Published on 13 Aug 2012 at 08:51
In an interview with www.bamdad.af, Khalilullah Hayatzada, Acting Director of Postal Services at the Ministry of Communication & Information Technology (MCIT), talks about the development of Afghanistan’s postal service over the past decade. According to Hayatzada, the country’s postal service covers all 34 provinces and 85 to 90 percent of citizens are able to benefit from these services. But, lack of correct addresses in cities and rural areas, unnamed streets and unmarked houses, and security challenges have stunted the development of Afghanistan’s postal service.
When did Afghanistan first offer postal services?
Postal services began in the 1870s during the reign of King Amir Shir Ali Khan in Afghanistan. The first post office was established in Balaeisar, Kabul with five regional post offices in big cities, including Marzar-e-Sharif, Jalalabad, Kandahar and Herat.
The first lithographic postal stamp ‘Kala-e-Shir’ [lion’s head] was produced at that office and was used for postal services. This stamp was purchased with ‘Shahee’ and ‘Tatar’ – the coin currency at that time. Following further development in printing of postal stamps, changes occurred in postal services.
Afghanistan joined the Universal Postal Union (UPU) in 1928 and published several postal stamps on different occasions.
During King Amanullah Khan‘s reign, many post offices were established across the country and postmen were given horses and bicycles to deliver government and private packages.
The number of post offices continued to increase under King Zahir Shah and different postal stamps were used. Transit postal offices were established in all provinces and along the borders during President Daud Khan’s period, which provided ground postal services nationally and internationally.
How have postal services progressed from then until now?
Though the number of post offices increased during the Communist regime in Afghanistan, different kinds of postal stamps were printed to propagate political [Soviet] issues. These services slowed down during the civil war in Afghanistan. Following the establishment of the Interim Administration of Afghanistan in 2002, further attention was paid to postal services and information technology came into use to facilitate these services.
How many provinces are covered by the postal service and how many people use these services?
Postal services are provided through 464 central, district, border and airport post offices in all 34 provinces, and 85 to 90 percent of people are able to access these services.
Is the mail safe from being stolen or misplaced in the postal system?
The principles of postal services are safety, privacy and speed. Article 37 of the Afghan Constitution guarantees the safety of postal services. People’s postal packages are safely delivered to correct addresses. Based on the postal package damage compensation law, people will receive compensation for their missing or stolen packages.
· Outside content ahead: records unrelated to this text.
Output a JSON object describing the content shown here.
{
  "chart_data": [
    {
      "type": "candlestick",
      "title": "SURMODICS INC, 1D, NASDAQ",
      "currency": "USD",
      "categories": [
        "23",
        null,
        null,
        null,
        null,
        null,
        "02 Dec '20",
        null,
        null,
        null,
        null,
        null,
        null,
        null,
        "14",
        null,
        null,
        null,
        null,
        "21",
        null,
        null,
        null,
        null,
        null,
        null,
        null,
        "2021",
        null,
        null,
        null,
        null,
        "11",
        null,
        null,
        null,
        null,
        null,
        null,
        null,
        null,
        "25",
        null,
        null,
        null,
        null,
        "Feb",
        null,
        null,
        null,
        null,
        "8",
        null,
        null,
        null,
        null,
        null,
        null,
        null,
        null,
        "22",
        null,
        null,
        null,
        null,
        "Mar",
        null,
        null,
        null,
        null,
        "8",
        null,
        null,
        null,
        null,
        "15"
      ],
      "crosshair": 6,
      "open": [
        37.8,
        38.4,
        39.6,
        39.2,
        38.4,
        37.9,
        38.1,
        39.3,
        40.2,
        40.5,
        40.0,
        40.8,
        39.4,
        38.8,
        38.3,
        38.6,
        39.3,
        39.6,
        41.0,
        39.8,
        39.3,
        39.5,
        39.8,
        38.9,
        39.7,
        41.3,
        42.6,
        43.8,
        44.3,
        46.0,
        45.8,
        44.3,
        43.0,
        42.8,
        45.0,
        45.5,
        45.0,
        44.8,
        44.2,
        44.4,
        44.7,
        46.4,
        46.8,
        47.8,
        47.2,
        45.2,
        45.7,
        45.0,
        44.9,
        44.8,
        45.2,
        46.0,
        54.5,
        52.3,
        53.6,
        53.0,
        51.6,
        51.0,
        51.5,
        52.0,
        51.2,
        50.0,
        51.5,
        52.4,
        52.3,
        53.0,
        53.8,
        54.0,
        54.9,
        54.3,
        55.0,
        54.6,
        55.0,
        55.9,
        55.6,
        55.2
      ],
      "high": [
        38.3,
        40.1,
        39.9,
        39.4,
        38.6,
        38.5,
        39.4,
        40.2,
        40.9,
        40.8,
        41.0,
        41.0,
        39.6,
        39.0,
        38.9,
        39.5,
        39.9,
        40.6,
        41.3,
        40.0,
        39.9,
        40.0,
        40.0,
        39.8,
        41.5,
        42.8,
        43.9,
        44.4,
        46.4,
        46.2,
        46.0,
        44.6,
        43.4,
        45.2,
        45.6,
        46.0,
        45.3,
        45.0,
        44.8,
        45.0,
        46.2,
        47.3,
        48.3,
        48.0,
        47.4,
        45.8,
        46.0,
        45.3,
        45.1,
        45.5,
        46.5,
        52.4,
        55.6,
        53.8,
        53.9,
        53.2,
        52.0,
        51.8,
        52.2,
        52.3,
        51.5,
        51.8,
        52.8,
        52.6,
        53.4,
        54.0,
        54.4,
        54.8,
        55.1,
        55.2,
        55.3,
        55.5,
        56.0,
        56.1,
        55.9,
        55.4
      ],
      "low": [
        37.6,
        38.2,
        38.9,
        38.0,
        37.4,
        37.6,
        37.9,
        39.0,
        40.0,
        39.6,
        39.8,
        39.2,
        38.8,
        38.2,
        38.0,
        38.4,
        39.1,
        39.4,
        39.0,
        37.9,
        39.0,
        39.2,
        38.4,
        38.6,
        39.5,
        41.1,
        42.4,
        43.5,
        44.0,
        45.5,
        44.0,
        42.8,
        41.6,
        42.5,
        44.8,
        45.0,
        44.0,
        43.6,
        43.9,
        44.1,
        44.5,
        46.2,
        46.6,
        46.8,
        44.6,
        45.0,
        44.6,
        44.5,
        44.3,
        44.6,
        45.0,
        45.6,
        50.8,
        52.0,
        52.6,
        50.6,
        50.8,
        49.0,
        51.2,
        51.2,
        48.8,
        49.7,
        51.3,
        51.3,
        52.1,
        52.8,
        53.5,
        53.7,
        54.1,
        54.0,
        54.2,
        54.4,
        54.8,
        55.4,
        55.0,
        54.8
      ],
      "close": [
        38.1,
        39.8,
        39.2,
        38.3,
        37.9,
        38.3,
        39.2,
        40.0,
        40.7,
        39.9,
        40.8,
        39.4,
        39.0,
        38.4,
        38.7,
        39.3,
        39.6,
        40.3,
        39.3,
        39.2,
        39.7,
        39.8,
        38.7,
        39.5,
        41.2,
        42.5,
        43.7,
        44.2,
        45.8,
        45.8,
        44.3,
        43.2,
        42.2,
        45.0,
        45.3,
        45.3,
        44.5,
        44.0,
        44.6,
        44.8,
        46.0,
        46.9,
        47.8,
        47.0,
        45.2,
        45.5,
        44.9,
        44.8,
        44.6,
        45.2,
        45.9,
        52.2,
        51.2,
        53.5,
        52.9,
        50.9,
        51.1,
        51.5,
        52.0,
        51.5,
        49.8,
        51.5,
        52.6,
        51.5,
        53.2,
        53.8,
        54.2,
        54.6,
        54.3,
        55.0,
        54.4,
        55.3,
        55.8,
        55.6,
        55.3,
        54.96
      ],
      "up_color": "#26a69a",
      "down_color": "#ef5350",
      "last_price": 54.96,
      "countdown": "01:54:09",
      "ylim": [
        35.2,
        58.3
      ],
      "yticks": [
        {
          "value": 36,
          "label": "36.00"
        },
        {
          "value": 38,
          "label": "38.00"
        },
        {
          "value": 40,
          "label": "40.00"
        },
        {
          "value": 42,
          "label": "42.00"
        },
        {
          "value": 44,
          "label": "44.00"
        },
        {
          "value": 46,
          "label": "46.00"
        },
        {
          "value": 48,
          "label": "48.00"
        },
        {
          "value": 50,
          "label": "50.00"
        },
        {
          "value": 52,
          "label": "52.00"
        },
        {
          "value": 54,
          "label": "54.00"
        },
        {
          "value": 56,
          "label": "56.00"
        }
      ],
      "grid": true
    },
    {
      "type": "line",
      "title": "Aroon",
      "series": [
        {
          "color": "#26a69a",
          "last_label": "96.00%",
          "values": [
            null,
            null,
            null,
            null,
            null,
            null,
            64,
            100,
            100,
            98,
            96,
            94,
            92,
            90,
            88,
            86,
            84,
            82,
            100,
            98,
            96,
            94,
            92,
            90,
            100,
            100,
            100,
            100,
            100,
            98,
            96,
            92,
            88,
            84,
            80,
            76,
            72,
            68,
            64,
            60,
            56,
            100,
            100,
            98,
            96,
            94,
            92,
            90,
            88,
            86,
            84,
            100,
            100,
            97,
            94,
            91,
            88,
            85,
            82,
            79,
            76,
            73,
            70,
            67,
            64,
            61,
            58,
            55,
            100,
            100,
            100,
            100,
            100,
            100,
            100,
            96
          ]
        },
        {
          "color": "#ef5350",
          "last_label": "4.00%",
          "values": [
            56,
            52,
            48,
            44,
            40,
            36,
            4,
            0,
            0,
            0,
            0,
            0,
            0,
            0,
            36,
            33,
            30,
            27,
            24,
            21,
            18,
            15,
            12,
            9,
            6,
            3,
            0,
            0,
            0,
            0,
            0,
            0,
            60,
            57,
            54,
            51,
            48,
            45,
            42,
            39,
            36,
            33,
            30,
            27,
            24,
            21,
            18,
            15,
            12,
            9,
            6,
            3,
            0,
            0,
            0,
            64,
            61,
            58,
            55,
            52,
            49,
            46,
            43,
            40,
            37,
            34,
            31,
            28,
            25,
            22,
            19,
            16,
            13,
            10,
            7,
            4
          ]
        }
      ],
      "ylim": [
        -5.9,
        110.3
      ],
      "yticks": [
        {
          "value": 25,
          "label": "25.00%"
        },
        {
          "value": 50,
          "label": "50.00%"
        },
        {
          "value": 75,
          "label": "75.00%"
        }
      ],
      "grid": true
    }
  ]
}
How many private national and international companies provide postal services in Afghanistan?
In addition to 464 government post offices, five private companies are providing postal services, including two at the national level and three others at the international level.
In other countries, people can buy or sell goods over the Internet and access postal services to deliver them. But, due to lack of marked addresses and limited access to the Internet in Afghanistan, we are unable to provide such services. Hopefully, the municipalities will name streets and number houses in all the provinces so that we will be able to provide such services.
Though the MCIT Postal Directorate has prepared and assigned postal codes to the capital [Kabul Municipality] and all provinces of the country, we are waiting for provincial center municipalities to name streets and number houses to ease our services.
Postal codes make postal delivery easier. For instance, we have two districts with same name – Qarabagh district in Kabul and Qarabagh district in Ghazni. But with postal codes, it is easy to send the postal package to correct district.
Unlike telephone and Internet services, postal services have not developed much over the past decade. Why is this?
Compared to the years before 2001, postal services have developed remarkably, but still face some challenges, including security. We are unable to send postal packages on time. But, we have some achievements too. Postal service revenues increased from 96 million Afghanis to 118 million Afghanis between 2009 and 2010, and increased to 128 million Afghanis in 2011. This shows a 5 to 10 percent increase in postal service revenue every year. Postal services are improving every year.